My journey on the road called “Educator”

The Road Not Taken 


Two roads diverged in a yellow wood,
And sorry I could not travel both
And be one traveler, long I stood
And looked down one as far as I could
To where it bent in the undergrowth;

Then took the other, as just as fair,
And having perhaps the better claim,
Because it was grassy and wanted wear;
Though as for that the passing there
Had worn them really about the same,

And both that morning equally lay
In leaves, no step had trodden black.
Oh, I kept the first for another day!
Yet knowing how way leads on to way,
I doubted if I should ever come back.

I shall be telling this with a sigh
Somewhere ages and ages hence:
Two roads diverged in a wood, and I—
I took the one less travelled by,
And that has made all the difference.

This poem by Robert Frost has always been my favourite. The very thought of where I would have been and what I would have been doing if I hadn’t decided to be an educator always torments me. 

To start with, when I was at school, I wasn’t sure what I wanted to do and which career I wanted to pursue, but one thing I was so sure of was that I DID NOT WANT TO BE A TEACHER. Not that I did not enjoy teaching, it was just that I had seen my friends call teachers by nicknames that weren’t so nice and talk about them behind their back, make fun of them, and I was so sure that I did not want to experience any of these. 

As I grew up and graduated from college, I immediately found a part-time internship job in TERI. We were in charge of collecting samples to calculate pollution. Though stressful, I had an excellent time and I truly cherish the wonderful memories. Just when I was trying to follow this path, fate had other plans for me. I found myself in the ‘Land of the rising Sun’ with no knowledge of the language. Thinking about it now, the amazing experiences I had, the various path I trod on is truly something I will cherish for life. I tried various types of jobs, like helping my friend run an Indian restaurant, worked in a ticketing office, managed to give a radio talk show with my broken Japanese knowledge. Every single experience helped me make more friends and learn the language better. Finally, I landed the job of a teacher in a small conversation school. As days progressed my student strength increased many folds. I found myself catering to 3 years old to adults who were in their 70s. 

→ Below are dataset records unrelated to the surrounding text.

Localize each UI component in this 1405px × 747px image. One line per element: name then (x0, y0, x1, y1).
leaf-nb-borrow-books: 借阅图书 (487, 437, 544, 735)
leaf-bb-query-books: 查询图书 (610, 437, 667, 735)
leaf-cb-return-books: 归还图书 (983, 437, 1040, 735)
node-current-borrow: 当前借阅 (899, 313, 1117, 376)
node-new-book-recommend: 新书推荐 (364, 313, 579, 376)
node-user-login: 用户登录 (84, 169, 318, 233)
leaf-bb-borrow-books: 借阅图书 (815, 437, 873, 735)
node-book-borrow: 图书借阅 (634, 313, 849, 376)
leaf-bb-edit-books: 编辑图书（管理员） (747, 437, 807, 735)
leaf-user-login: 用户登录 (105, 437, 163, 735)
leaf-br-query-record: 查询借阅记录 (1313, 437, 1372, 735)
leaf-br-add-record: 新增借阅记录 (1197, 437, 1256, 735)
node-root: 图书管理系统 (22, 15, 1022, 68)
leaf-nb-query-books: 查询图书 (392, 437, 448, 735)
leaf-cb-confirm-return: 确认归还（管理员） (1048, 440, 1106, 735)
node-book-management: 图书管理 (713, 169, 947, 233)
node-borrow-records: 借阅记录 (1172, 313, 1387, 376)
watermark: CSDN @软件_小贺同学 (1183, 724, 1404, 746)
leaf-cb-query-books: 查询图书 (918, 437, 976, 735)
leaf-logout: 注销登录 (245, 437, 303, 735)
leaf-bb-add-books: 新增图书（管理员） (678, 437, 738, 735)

I soon realized my strength, and the satisfaction I got after each session. It was not the salary, it wasn’t the praise but something much deeper. I was so excited trying out the various teaching aids for my classes that before I knew it I realized that was my calling.

Every class, every student was so special to me that 14 years later I am still in touch with most of them. The fear, the mental blockage that I possessed slowly vanished and I found that I was meant to be an educator all along. 

Some learn it the easy way, some learn it the tough way. I guess I learned it by doing and I have no regrets.

To date, I wonder what if I had continued to resist…… where would I be.